Une semaine après le curieux happening que Ségolène Royal a offert à ses sympathisants au Zénith de Paris, la chose continue de faire le bonheur des humoristes et des sociologues.

Samedi soir, dans son émission On n'est pas couché, Laurent Ruquier a repris de longs passages de sa performance publique. On la voit, nouvelle coiffure ondulée, tunique indienne sur des jeans, sans micro, esquisser des pas de danse avant de se livrer à des confidences sur «les gentils coups bas» (de la part de ses rivaux socialistes), «les charmantes épreuves personnelles» (son divorce), etc. Puis elle fait scander «Fra-ter-ni-té, Fra-ter-ni-té» aux 4000 spectateurs présents. Cela avait fait dire à un vieux pilier de la gauche du parti, Henri Emmanuelli: «C'est entre le show business et le rassemblement de secte.»

Hier, dans le Journal du dimanche, Michèle Stouvenot se demandait s'il s'agissait «d'un remake de Star Ac' ou d'une parodie de Chantal Goya» (célèbre chanteuse pour enfants). La veille, dans le Figaro, le sociologue Michel Maffesoli avait constaté: «Lorsque la fièvre du samedi soir atteint les personnages publics, la politique est transfigurée.» Mais il ajoutait: «Est-ce une bonne nouvelle?»

Le fin mot de l'histoire, c'est que, après 11 ans d'un règne assez peu glorieux à la tête du PS, François Hollande, l'ex-mari de Ségolène Royal, quitte son poste. Et elle est candidate à sa succession. Cette candidature est à la fois logique - Ségolène a obtenu 17 millions de suffrages - et discutable, puisque, avec 46,9% des voix, elle a obtenu l'un des plus mauvais résultats jamais enregistrés par la gauche.

Poids lourds

Mais pour succéder à Hollande, il faut d'abord obtenir la majorité absolue au congrès du PS, qui aura lieu à Reims à la mi-novembre. Pour l'essentiel, elle affrontera deux poids lourds: le maire de Paris, Bertrand Delanoë, soutenu par une majorité de barons du parti, et l'ancienne ministre Martine Aubry, mairesse de Lille, qui a également des alliés importants.

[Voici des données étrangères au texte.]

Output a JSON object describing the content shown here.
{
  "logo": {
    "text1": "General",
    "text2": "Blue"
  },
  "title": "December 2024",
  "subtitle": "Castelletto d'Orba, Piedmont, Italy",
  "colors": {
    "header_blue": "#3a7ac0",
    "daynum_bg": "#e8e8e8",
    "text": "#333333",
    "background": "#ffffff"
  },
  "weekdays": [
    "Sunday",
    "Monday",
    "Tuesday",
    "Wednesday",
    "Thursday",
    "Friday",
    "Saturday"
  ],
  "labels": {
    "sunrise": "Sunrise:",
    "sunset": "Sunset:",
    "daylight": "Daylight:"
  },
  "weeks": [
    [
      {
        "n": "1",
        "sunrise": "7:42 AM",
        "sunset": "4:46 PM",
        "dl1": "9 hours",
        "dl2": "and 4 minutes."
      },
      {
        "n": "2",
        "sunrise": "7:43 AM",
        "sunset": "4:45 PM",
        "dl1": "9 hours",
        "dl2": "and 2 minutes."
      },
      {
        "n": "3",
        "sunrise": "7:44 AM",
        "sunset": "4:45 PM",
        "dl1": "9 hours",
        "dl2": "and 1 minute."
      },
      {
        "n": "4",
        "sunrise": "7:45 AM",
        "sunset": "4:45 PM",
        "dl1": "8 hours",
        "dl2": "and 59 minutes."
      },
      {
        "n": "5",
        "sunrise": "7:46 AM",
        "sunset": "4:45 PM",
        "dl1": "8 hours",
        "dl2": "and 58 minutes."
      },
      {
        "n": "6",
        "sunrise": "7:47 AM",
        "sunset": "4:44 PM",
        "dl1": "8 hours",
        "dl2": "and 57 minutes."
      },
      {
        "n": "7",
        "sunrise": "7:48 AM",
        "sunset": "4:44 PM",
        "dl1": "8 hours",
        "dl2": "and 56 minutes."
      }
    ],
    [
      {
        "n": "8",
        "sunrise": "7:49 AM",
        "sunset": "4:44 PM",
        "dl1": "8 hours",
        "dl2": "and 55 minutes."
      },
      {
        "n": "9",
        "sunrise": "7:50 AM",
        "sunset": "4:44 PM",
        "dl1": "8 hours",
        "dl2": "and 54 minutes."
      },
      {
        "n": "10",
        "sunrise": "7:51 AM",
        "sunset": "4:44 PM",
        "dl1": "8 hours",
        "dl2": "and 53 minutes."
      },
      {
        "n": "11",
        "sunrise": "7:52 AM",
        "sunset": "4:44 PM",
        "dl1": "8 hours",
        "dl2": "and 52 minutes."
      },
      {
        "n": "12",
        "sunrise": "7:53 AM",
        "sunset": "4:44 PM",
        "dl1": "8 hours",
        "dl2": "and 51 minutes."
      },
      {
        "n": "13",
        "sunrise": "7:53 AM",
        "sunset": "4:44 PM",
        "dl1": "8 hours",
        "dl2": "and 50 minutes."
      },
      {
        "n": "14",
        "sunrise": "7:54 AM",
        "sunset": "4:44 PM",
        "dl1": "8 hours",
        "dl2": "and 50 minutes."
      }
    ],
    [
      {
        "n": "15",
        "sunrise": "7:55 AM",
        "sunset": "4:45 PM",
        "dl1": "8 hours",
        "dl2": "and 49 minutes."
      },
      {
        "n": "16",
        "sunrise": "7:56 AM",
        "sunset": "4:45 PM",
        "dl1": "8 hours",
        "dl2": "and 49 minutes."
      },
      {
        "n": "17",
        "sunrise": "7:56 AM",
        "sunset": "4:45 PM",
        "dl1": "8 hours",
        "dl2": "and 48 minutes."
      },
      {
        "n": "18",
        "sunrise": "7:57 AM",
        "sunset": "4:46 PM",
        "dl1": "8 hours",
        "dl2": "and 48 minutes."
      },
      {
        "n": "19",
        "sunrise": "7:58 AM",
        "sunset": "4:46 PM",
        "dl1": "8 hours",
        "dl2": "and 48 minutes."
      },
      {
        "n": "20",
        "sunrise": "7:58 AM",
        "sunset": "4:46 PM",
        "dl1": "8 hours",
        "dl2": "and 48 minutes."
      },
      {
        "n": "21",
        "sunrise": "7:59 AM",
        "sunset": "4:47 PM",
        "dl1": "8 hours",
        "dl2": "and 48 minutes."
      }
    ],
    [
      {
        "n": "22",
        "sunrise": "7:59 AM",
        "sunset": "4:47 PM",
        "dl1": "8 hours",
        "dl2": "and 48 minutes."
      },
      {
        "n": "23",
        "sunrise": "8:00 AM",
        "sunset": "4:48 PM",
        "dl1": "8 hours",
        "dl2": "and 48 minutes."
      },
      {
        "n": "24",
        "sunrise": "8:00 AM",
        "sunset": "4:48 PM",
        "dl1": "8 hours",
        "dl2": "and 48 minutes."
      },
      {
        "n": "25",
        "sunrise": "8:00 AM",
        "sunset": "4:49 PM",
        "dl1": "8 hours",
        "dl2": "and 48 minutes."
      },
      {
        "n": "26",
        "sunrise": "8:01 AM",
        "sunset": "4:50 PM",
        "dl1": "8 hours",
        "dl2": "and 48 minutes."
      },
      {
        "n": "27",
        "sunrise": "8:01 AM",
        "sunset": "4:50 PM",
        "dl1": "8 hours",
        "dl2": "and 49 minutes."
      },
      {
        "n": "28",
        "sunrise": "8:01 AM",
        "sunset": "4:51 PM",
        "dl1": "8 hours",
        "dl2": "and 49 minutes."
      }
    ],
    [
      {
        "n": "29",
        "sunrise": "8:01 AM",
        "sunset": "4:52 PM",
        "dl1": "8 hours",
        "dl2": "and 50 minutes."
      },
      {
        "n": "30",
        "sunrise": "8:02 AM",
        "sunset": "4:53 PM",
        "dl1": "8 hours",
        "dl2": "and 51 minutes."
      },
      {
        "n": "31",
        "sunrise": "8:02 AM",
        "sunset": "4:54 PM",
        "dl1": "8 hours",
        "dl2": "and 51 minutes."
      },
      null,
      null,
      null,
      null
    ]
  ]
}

Chacun des trois a déposé une «motion», selon le rituel socialiste, qui prévoit un vote de tous les militants du pays le 6 novembre prochain. On saura alors quels sont les appuis réels de Ségolène Royal. En novembre 2006, elle avait remporté triomphalement l'investiture de son parti avec 56% des voix. Mais elle paraissait de loin la meilleure candidate possible, et le PS venait de recruter quelque 75 000 nouveaux adhérents, des jeunes que séduisait la «madone du PS».

Aujourd'hui plus de 50 000 d'entre eux sont repartis, et il s'agit dans un premier temps d'élire le chef d'un parti, pas forcément un candidat pour 2012. Dans ce contexte, Royal s'estimerait comblée si sa motion obtenait plus de 30% ou arrivait simplement en tête devant les deux autres. Mais on n'est plus en novembre 2006, et elle n'est même pas sûre de d'atteindre les 25%. Avec, en plus, la perspective de trouver en face d'elle une coalition hostile.

En novembre 2006, elle avait fait une campagne d'image en dehors du parti et gagné, presque par surprise, l'investiture. Aujourd'hui, il n'y a plus de surprise possible. Seulement un très fort sentiment de rejet.

Et sa «performance» du Zénith n'arrange pas les choses. Fin de partie pour Ségolène?